Jutland, Battle of 1916
Jutland, Battle of (1916)
a sea battle of World War I, fought between the main forces of the German and British navies on May 31 and June 1 in the North Sea west of Jutland.
On May 30 the German High Seas Fleet, commanded by Admiral R. Scheer, gathered in the Wilhelmshaven and Jade roadsteads, ready to execute an ostensible withdrawal of battle cruisers to the Skagerrak and the shores of Norway. The maneuver was designed to draw individual units of the British fleet into the open, where they would be destroyed by main forces of the German fleet. The British admiralty learned from intercepted radio messages of the impending departure of large enemy forces and in the evening of May 30 began deploying its own primary force—the British Grand Fleet, commanded by Admiral J. R. Jellicoe—in the region northwest of Jutland. On the morning of May 31 the German advance guard—the squadron of Admiral F. von Hipper (five battle cruisers, five light cruisers, and 30 destroyers)—headed into the open sea. The squadron was followed at a distance of 45–50 miles by the German High Seas Fleet (22 battleships, six light cruisers, and 31 destroyers). At 2:28 P.M. the British advance guard of Admiral D. Beatty (four battleships, six battle cruisers, 14 light cruisers, 27 destroyers, and one seaplane carrier) engaged Hipper’s squadron, which turned sharply to the southeast, attempting to lure Beatty toward the German High Seas Fleet. In the course of the battle between the advance guards, a British light cruiser discovered the approaching German fleet, and Beatty diverted the German squadron toward the British Grand Fleet (24 battleships, three battle cruisers, eight armored cruisers, 12 light cruisers, and 52 destroyers).

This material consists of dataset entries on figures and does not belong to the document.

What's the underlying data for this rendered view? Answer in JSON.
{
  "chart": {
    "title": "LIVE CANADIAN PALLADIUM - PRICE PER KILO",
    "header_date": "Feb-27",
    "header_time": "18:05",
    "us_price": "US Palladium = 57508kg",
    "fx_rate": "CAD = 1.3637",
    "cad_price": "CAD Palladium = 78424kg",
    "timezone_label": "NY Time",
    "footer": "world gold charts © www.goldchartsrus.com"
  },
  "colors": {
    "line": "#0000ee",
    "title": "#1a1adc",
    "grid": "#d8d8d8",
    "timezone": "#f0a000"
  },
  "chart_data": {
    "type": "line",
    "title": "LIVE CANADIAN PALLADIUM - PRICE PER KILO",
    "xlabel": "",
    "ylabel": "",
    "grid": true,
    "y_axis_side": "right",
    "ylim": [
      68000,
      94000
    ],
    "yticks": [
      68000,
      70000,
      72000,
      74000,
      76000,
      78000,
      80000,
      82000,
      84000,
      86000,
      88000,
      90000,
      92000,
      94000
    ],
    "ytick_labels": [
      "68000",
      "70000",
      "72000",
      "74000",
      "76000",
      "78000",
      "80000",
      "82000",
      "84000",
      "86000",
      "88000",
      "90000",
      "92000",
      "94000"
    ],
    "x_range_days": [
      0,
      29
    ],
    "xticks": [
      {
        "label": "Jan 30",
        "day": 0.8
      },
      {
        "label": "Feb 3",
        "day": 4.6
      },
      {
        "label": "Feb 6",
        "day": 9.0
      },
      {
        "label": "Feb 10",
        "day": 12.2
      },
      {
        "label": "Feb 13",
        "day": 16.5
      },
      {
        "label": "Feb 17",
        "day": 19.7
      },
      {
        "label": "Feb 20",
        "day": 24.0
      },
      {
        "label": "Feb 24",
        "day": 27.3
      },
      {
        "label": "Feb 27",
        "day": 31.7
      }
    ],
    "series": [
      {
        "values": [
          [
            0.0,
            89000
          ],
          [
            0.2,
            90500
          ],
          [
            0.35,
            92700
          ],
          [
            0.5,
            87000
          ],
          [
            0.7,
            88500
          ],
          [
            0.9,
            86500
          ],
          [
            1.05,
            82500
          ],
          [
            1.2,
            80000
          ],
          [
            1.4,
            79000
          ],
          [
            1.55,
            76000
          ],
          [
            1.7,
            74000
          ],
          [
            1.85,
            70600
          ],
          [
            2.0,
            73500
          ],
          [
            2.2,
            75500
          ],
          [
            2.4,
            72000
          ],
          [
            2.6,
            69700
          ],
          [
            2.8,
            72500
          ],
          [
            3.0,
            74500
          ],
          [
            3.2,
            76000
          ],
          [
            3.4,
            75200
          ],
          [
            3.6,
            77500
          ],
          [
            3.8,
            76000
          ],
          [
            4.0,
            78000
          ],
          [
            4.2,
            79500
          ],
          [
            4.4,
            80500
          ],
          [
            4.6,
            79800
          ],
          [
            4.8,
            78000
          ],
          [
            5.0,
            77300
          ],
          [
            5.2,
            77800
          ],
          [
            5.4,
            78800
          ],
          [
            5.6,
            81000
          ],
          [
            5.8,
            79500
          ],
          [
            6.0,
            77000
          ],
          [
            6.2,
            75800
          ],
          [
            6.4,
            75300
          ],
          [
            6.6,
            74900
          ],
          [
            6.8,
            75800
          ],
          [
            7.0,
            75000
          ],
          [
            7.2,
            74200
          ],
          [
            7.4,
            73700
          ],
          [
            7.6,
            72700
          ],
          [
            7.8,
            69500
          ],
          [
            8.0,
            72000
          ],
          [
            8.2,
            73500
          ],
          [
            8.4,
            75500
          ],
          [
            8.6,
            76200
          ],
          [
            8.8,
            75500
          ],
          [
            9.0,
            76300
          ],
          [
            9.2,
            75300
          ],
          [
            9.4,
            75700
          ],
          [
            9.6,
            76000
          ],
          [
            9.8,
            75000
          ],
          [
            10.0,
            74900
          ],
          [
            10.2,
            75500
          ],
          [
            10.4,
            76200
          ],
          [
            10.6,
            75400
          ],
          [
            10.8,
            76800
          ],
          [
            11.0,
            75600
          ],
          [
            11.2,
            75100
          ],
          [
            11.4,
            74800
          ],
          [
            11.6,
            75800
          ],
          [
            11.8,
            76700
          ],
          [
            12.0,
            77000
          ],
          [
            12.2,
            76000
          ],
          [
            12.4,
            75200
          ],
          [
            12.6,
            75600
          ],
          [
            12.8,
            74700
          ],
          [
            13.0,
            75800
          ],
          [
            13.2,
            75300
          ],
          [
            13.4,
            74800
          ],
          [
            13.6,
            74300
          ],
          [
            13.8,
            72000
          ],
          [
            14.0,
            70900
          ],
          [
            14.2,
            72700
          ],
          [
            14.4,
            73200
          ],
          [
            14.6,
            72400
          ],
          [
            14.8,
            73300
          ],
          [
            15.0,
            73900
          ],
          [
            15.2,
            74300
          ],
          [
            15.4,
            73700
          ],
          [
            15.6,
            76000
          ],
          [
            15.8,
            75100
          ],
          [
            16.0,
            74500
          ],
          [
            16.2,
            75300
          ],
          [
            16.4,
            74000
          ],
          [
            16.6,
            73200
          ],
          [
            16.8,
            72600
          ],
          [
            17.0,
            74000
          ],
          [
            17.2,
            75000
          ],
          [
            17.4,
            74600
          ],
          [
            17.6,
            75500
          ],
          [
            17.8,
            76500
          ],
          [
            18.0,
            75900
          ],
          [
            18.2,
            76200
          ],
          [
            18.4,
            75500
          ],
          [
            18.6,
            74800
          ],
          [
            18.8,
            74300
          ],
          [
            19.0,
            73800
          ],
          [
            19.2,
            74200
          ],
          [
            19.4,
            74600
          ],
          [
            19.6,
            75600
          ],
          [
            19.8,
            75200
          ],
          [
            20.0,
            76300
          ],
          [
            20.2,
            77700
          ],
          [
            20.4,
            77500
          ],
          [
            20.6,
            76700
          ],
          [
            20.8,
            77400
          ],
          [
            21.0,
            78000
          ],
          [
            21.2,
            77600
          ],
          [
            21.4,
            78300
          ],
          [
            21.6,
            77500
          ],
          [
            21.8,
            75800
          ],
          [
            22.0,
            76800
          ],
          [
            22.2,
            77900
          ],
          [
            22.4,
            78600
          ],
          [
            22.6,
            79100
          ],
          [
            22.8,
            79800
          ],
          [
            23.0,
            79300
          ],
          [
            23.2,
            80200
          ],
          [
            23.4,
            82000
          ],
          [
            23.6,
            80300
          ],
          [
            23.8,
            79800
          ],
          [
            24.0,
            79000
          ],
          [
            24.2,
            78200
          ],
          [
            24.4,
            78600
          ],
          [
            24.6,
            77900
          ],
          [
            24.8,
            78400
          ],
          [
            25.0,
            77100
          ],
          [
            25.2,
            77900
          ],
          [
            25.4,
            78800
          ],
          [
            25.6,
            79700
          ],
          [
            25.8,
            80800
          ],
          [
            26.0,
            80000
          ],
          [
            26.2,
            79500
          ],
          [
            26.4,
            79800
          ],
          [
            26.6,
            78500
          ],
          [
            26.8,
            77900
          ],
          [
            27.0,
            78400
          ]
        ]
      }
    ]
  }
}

At 6 P.M. a battle commenced between the two main forces. The British vessels attempted to outflank the German fleet, but the latter avoided a decisive confrontation and, under cover of a smoke screen and destroyer torpedo attacks, broke off contact with the enemy at 7:35 P.M. Clashes between individual formations and ships continued until 3:00 A.M. on June 1. The German fleet was able to reach the safety of its bases, and the British fleet headed north. The German losses totaled one battleship, one battle cruiser, four light cruisers, and five destroyers; casualties were in excess of 2,500 killed and more than 500 wounded. British losses totaled three battle cruisers, three armored cruisers, and eight destroyers; approximately 6,100 were killed, more than 500 wounded, and more than 170 captured.
Neither side achieved its strategic goal in the Battle of Jutland—in each case, to change decisively the course of the war in its favor. In the final analysis, however, the victory was Great Britain’s, inasmuch as prolongation of the war led to Germany’s defeat.